Existing-home sales dropped in August when mortgage availability problems were peaking, according to the National Association of Realtors.
Total existing-home sales — including single-family, townhomes, condominiums and co-ops — were down 12.8 percent to a seasonally adjusted annual rate of 5.5 million units in August from a year-ago level of 6.31 million, and are 4.3 percent below the 5.75 million-unit pace in July.
Lawrence Yun, NAR senior economist, expected the decline. “The unusual disruptions in the mortgage market, including a significant rise in jumbo loan rates, resulted in a fairly high number of postponed or cancelled sales, with many buyers having to search for other financing when loan commitments fell through,” he said in a statement. “Lower sales contributed to a buildup of unsold inventory.”
Yun expects similar results for home sales in September. “Once we get through these disruptions, we’ll get a better sense of where the actual market is in late fall as conditions begin to normalize,” he said.
Total housing inventory rose 0.4 percent at the end of August to 4.58 million existing homes available for sale, which represents a 10-month supply at the current sales pace, up from a 9.5-month supply in July.
The national median existing-home price for all housing types was $224,500 in August, up 0.2 percent from August 2006 when the median was $224,000. The median is a typical market price where half of the homes sold for more and half sold for less.
Regionally, existing-home sales in the Northeast slipped 5.7 percent year-over-year in August to an annual pace of 1 million, while the region’s median price was up 3.6 percent from a year ago to $282,300.
Existing-home sales in the South dropped 12.7 percent year-over-year to a level of 2.2 million in August, and the median existing-home price slipped 0.7 percent during the period to $183,500.
In the Midwest, sales of existing homes fell 10.5 percent between August 2006 and August 2007 to an annual rate of 1.28 million, while the median price climbed 3.1 percent year-over-year to $177,100.

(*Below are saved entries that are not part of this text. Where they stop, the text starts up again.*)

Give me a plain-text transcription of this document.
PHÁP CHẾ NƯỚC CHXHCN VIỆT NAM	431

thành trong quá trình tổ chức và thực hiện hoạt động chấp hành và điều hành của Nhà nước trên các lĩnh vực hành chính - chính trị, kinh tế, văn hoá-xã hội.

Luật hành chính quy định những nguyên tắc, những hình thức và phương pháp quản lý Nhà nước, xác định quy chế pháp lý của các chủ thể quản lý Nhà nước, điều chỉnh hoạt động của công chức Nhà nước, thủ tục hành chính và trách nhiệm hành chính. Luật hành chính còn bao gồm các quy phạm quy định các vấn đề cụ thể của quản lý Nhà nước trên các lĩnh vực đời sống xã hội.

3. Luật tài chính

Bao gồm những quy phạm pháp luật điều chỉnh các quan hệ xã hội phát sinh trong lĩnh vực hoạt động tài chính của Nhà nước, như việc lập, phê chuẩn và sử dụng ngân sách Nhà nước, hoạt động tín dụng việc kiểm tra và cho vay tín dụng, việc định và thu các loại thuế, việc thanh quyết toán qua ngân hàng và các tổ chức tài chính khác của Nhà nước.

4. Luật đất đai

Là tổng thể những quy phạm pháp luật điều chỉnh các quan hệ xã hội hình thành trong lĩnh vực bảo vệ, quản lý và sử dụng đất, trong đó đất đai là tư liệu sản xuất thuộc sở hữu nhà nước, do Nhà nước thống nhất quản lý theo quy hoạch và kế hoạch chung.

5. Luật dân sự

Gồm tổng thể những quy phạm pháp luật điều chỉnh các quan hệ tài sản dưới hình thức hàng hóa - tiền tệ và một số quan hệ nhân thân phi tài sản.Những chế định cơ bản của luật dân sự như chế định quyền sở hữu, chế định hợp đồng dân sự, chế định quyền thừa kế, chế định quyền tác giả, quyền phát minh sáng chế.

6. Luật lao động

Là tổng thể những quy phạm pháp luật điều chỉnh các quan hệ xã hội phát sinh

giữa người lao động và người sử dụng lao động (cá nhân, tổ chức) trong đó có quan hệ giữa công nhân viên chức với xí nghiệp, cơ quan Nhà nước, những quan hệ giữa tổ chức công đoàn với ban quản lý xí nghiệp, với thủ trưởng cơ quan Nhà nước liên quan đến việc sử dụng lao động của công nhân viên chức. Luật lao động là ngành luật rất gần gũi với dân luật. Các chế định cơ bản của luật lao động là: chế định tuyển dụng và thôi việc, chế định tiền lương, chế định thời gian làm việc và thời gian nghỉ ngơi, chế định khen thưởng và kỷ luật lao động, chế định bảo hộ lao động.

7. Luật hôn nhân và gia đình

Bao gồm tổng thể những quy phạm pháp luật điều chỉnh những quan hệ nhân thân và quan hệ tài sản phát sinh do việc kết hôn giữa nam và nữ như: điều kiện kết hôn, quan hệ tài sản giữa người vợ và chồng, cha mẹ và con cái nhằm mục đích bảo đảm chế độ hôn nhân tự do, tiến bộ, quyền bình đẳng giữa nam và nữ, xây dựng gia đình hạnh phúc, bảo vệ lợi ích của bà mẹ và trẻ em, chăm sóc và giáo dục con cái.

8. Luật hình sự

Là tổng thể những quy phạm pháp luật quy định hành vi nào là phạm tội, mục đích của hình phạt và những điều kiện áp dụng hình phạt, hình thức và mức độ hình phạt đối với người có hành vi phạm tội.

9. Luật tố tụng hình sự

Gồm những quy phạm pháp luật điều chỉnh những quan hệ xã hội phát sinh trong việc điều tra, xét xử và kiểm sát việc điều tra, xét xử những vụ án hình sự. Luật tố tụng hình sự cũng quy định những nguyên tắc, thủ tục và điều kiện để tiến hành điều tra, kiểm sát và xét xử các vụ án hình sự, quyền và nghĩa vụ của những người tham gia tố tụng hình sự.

In the West, August’s existing-home sales dropped 21.7 percent from a year ago to a level of 1.01 million. The median price was down 3.8 percent during the period to $332,300.
According to Freddie Mac, the national average commitment rate for a 30-year, conventional, fixed-rate mortgage was 6.57 percent in August, down from 6.7 percent in July, but up slightly from 6.52 percent in August 2006.
Single-family home sales fell 3.8 percent to a seasonally adjusted annual rate of 4.81 million in August from a pace of 5 million in July, and are 13 percent below 5.53 million-unit level in August 2006. The median existing single-family home price was $223,900 in August, which is essentially even with a year ago.
Existing condominium and co-op sales dropped 8 percent to a seasonally adjusted annual rate of 690,000 units in August from 750,000 in July, and are 11.7 percent lower than the 781,000-unit pace a year ago. The median existing condo price was $228,500 in August, up 2.1 percent from August 2006.
According to NAR, the annual rate for a particular month represents what the total number of actual sales for a year would be if the relative pace for that month were maintained for 12 consecutive months. Seasonally adjusted annual rates are used in reporting monthly data to factor out seasonal variations in resale activity. For example, home sales volume is normally higher in the summer than in the winter, primarily because of differences in the weather and family buying patterns. However, seasonal factors cannot compensate for abnormal weather patterns.
The only valid comparisons for median prices are with the same period a year earlier due to the seasonality in buying patterns, according to NAR. Month-to-month comparisons do not compensate for seasonal changes, especially for the timing of family buying patterns. Changes in the geographic composition of sales can distort median price data.